Indeed, where Amtrak’s information systems conceivably could have their biggest impact is on increasing revenue, not saving money. Gunn is wont to argue that he has now cut operating costs to the bone.

But Amtrak still does not boast a yield management system that can rival those found in other transportation industries, particularly airlines.

Such systems figure around the clock what a seat is worth, with the value dropping to zero when a plane takes off or a train pulls out of the terminal. Even through the end of 2001, when he sat on the Amtrak Reform Council, the rail company’s revenue-maximization system “was one of the worst I’ve ever witnessed,” said Paul Weyrich, now president of the Free Congress Foundation, at a recent international policy conference.

“I dare say Bulgaria had better information systems for their railroad during their Soviet period than Amtrak did,” Weyrich said this past February.

Ignoring the Short Haul

Indeed, Amtrak management acted, in effect, to minimize revenue, not maximize it, he says. Under former president W. Graham Claytor, Weyrich says the rail line failed to publicize or promote short–hop travel on its routes, preferring to focus on higher-priced tickets from long trips.

To support the strategy, the company would set aside only a limited number of seats on a train, say 50, for “intermediate” trips. That meant lots of trains were running long distances full of open seats.

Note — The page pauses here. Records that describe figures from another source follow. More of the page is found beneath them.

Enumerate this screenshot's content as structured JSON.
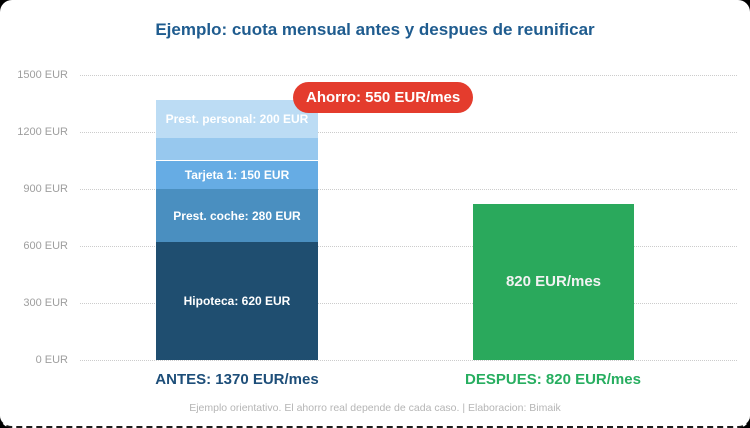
{
  "title": {
    "text": "Ejemplo: cuota mensual antes y despues de reunificar",
    "color": "#1f5c8f"
  },
  "chart_data": {
    "type": "bar",
    "stacked": true,
    "title": "Ejemplo: cuota mensual antes y despues de reunificar",
    "categories": [
      "ANTES",
      "DESPUES"
    ],
    "category_footer_labels": [
      {
        "text": "ANTES: 1370 EUR/mes",
        "color": "#1d4e79"
      },
      {
        "text": "DESPUES: 820 EUR/mes",
        "color": "#27ae60"
      }
    ],
    "y_axis": {
      "ticks": [
        0,
        300,
        600,
        900,
        1200,
        1500
      ],
      "tick_labels": [
        "0 EUR",
        "300 EUR",
        "600 EUR",
        "900 EUR",
        "1200 EUR",
        "1500 EUR"
      ],
      "max": 1500,
      "label_color": "#9e9e9e",
      "gridline_color": "#cccccc",
      "grid": "dotted"
    },
    "series_antes": {
      "total": 1370,
      "segments_bottom_to_top": [
        {
          "label": "Hipoteca: 620 EUR",
          "value": 620,
          "color": "#1f4e70"
        },
        {
          "label": "Prest. coche: 280 EUR",
          "value": 280,
          "color": "#4a8fc0"
        },
        {
          "label": "Tarjeta 1: 150 EUR",
          "value": 150,
          "color": "#66ace4"
        },
        {
          "label": "",
          "value": 120,
          "color": "#97c8ee"
        },
        {
          "label": "Prest. personal: 200 EUR",
          "value": 200,
          "color": "#bcdcf4"
        }
      ]
    },
    "series_despues": {
      "total": 820,
      "segments_bottom_to_top": [
        {
          "label": "820 EUR/mes",
          "value": 820,
          "color": "#2aa95c"
        }
      ]
    },
    "annotation": {
      "text": "Ahorro: 550 EUR/mes",
      "value": 550,
      "background_color": "#e43c2d",
      "text_color": "#ffffff"
    }
  },
  "footer": {
    "text": "Ejemplo orientativo. El ahorro real depende de cada caso. | Elaboracion: Bimaik",
    "color": "#b5b5b5"
  }
}
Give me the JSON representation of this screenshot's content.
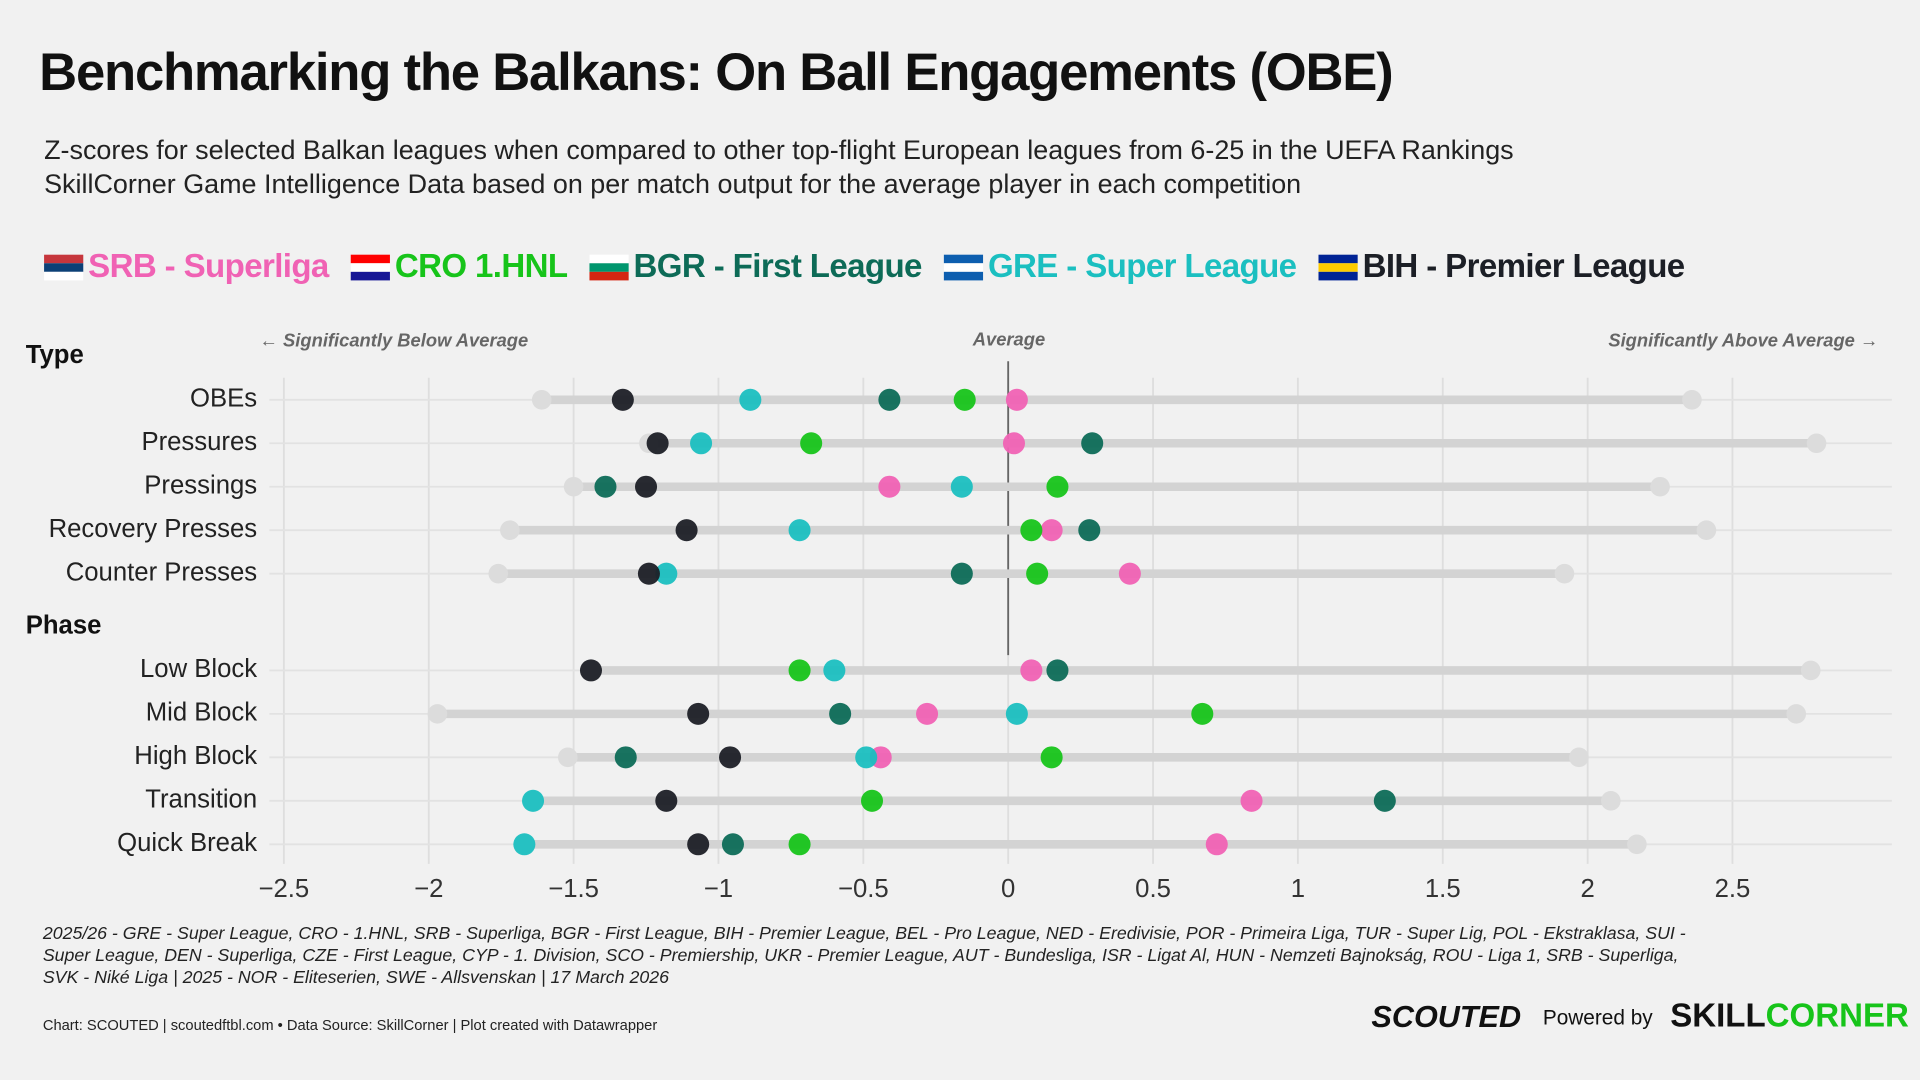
{
  "chart_data": {
    "type": "dot",
    "title": "Benchmarking the Balkans: On Ball Engagements (OBE)",
    "subtitle": [
      "Z-scores for selected Balkan leagues when compared to other top-flight European leagues from 6-25 in the UEFA Rankings",
      "SkillCorner Game Intelligence Data based on per match output for the average player in each competition"
    ],
    "annotations": {
      "below": "← Significantly Below Average",
      "average": "Average",
      "above": "Significantly Above Average →"
    },
    "groups": [
      {
        "name": "Type",
        "categories": [
          "OBEs",
          "Pressures",
          "Pressings",
          "Recovery Presses",
          "Counter Presses"
        ]
      },
      {
        "name": "Phase",
        "categories": [
          "Low Block",
          "Mid Block",
          "High Block",
          "Transition",
          "Quick Break"
        ]
      }
    ],
    "ranges": [
      [
        -1.61,
        2.36
      ],
      [
        -1.24,
        2.79
      ],
      [
        -1.5,
        2.25
      ],
      [
        -1.72,
        2.41
      ],
      [
        -1.76,
        1.92
      ],
      [
        -1.44,
        2.77
      ],
      [
        -1.97,
        2.72
      ],
      [
        -1.52,
        1.97
      ],
      [
        -1.64,
        2.08
      ],
      [
        -1.67,
        2.17
      ]
    ],
    "series": [
      {
        "name": "SRB - Superliga",
        "color": "#f062b4",
        "values": [
          0.03,
          0.02,
          -0.41,
          0.15,
          0.42,
          0.08,
          -0.28,
          -0.44,
          0.84,
          0.72
        ]
      },
      {
        "name": "CRO 1.HNL",
        "color": "#17c41a",
        "values": [
          -0.15,
          -0.68,
          0.17,
          0.08,
          0.1,
          -0.72,
          0.67,
          0.15,
          -0.47,
          -0.72
        ]
      },
      {
        "name": "BGR - First League",
        "color": "#0d6b57",
        "values": [
          -0.41,
          0.29,
          -1.39,
          0.28,
          -0.16,
          0.17,
          -0.58,
          -1.32,
          1.3,
          -0.95
        ]
      },
      {
        "name": "GRE - Super League",
        "color": "#1bbfc0",
        "values": [
          -0.89,
          -1.06,
          -0.16,
          -0.72,
          -1.18,
          -0.6,
          0.03,
          -0.49,
          -1.64,
          -1.67
        ]
      },
      {
        "name": "BIH - Premier League",
        "color": "#1c1f26",
        "values": [
          -1.33,
          -1.21,
          -1.25,
          -1.11,
          -1.24,
          -1.44,
          -1.07,
          -0.96,
          -1.18,
          -1.07
        ]
      }
    ],
    "xlim": [
      -2.55,
      3.05
    ],
    "xticks": [
      {
        "value": -2.5,
        "label": "−2.5"
      },
      {
        "value": -2,
        "label": "−2"
      },
      {
        "value": -1.5,
        "label": "−1.5"
      },
      {
        "value": -1,
        "label": "−1"
      },
      {
        "value": -0.5,
        "label": "−0.5"
      },
      0,
      0.5,
      1,
      1.5,
      2,
      2.5
    ],
    "grid": true,
    "footnote": [
      "2025/26 - GRE - Super League, CRO - 1.HNL, SRB - Superliga, BGR - First League, BIH - Premier League, BEL - Pro League, NED - Eredivisie, POR - Primeira Liga, TUR - Super Lig, POL - Ekstraklasa, SUI -",
      "Super League, DEN - Superliga, CZE - First League, CYP - 1. Division, SCO - Premiership, UKR - Premier League, AUT - Bundesliga, ISR - Ligat Al, HUN - Nemzeti Bajnokság, ROU - Liga 1, SRB - Superliga,",
      "SVK - Niké Liga | 2025 - NOR - Eliteserien, SWE - Allsvenskan | 17 March 2026"
    ],
    "credit": "Chart: SCOUTED | scoutedftbl.com • Data Source: SkillCorner | Plot created with Datawrapper",
    "logos": {
      "scouted": "SCOUTED",
      "powered": "Powered by",
      "skill": "SKILL",
      "corner": "CORNER"
    }
  }
}
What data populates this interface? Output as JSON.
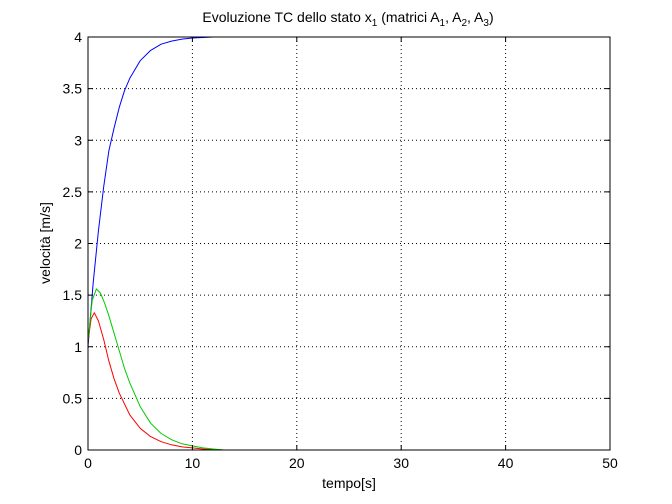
{
  "chart_data": {
    "type": "line",
    "title": {
      "main": "Evoluzione TC dello stato x",
      "main_sub": "1",
      "mid": " (matrici A",
      "sub1": "1",
      "sep1": ", A",
      "sub2": "2",
      "sep2": ", A",
      "sub3": "3",
      "end": ")"
    },
    "xlabel": "tempo[s]",
    "ylabel": "velocità [m/s]",
    "xlim": [
      0,
      50
    ],
    "ylim": [
      0,
      4
    ],
    "xticks": [
      0,
      10,
      20,
      30,
      40,
      50
    ],
    "yticks": [
      0,
      0.5,
      1,
      1.5,
      2,
      2.5,
      3,
      3.5,
      4
    ],
    "xtick_labels": [
      "0",
      "10",
      "20",
      "30",
      "40",
      "50"
    ],
    "ytick_labels": [
      "0",
      "0.5",
      "1",
      "1.5",
      "2",
      "2.5",
      "3",
      "3.5",
      "4"
    ],
    "grid": true,
    "series": [
      {
        "color": "#0000ff",
        "x": [
          0,
          0.5,
          1,
          1.5,
          2,
          2.5,
          3,
          3.5,
          4,
          5,
          6,
          7,
          8,
          9,
          10,
          11,
          12
        ],
        "y": [
          1.0,
          1.62,
          2.12,
          2.55,
          2.9,
          3.12,
          3.32,
          3.48,
          3.6,
          3.77,
          3.87,
          3.93,
          3.96,
          3.98,
          3.99,
          3.995,
          4.0
        ]
      },
      {
        "color": "#ff0000",
        "x": [
          0,
          0.3,
          0.6,
          1.0,
          1.5,
          2,
          2.5,
          3,
          4,
          5,
          6,
          7,
          8,
          9,
          10,
          11,
          12,
          13,
          20,
          30,
          40,
          50
        ],
        "y": [
          1.05,
          1.27,
          1.33,
          1.25,
          1.07,
          0.86,
          0.69,
          0.55,
          0.34,
          0.21,
          0.13,
          0.08,
          0.05,
          0.03,
          0.02,
          0.01,
          0.005,
          0.0,
          0.0,
          0.0,
          0.0,
          0.0
        ]
      },
      {
        "color": "#00cc00",
        "x": [
          0,
          0.4,
          0.8,
          1.2,
          1.6,
          2,
          2.5,
          3,
          3.5,
          4,
          5,
          6,
          7,
          8,
          9,
          10,
          11,
          12,
          13,
          20,
          30,
          40,
          50
        ],
        "y": [
          1.05,
          1.45,
          1.56,
          1.52,
          1.42,
          1.3,
          1.13,
          0.96,
          0.79,
          0.65,
          0.42,
          0.26,
          0.16,
          0.1,
          0.06,
          0.04,
          0.02,
          0.01,
          0.0,
          0.0,
          0.0,
          0.0,
          0.0
        ]
      }
    ]
  }
}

“They run a lot of empty trains because the management’s policy is precisely to discourage these intermediate trips,” Weyrich says.

Amtrak media relations director Cliff Black says Weyrich’s comments are off-base and not reflective of the sophistication of its current system. But he declined to make any executives available to discuss how Amtrak manages its passenger yields under the Gunn administration.

Black also says Amtrak needs around $1.5 billion from “outside sources, whether federal or not” to keep operating. In recent years, he notes, that has meant Amtrak has “borrowed heavily in commercial markets” to meet its needs, leaving it with a debt of about $3 billion and annual debt service of $270 million.

This “resulted from attempting to meet the unattainable mandate of ‘operational self-sufficiency,”’ Black says. That mandate, he adds, “has been shelved as a requirement.”

Now, he says, Gunn’s request for $1.8 billion is needed to “make up for years of deferred capital investment” in track, equipment and facilities. Part of the need? To repay a loan from the Department of Transportation, and pay the $270 million debt service.

For a sense of scale, Amtrak says it is spending in fiscal 2004 some $28 million on technology infrastructure, including an upgrade to its payroll system, investments in its Web ticket-taking system and improvements to its telephone call centers. By contrast, $196 million is being spent on overhauling its rail cars (a.k.a. “rolling stock”) and $117 million on paying off the principal on its borrowings.

“They do very creative accounting,” says Edward Hudgins, former director of regulatory studies for the Cato Institute. “The point is, the only thing that is going to stop this cycle is if Amtrak is privatized or declared bankrupt.”

Amtrak Base Case

Company: National Railroad Passenger Corp. (Amtrak)

Headquarters: 60 Massachusetts Ave. N.E., Washington, DC 20002

Phone: (202) 906-3000

Business: Runs nationwide railroad network for paying passengers.

Chief Information Officer: Robert D. Galey

Financials in 2003: $2.1 billion in revenue; $1.1 billion operating loss; $1.3 billion net loss; $1 billion federal subsidy.

Challenge: Improve quality of service, expand ridership and stay in operation while seeking higher federal subsidies in the immediate future.

Baseline Goals:

  • Secure $1.8 billion federal subsidy in fiscal 2005, up from $1 billion in fiscal 2003.

  • Trim 340 jobs by the end of September, leaving workforce at 21,515.

  • Carry in excess of 24 million riders in fiscal 2004, up from 23.4 million two years ago.

  • Sell $1.3 billion worth of tickets in fiscal 2004, up $68 million from fiscal 2003 forecast.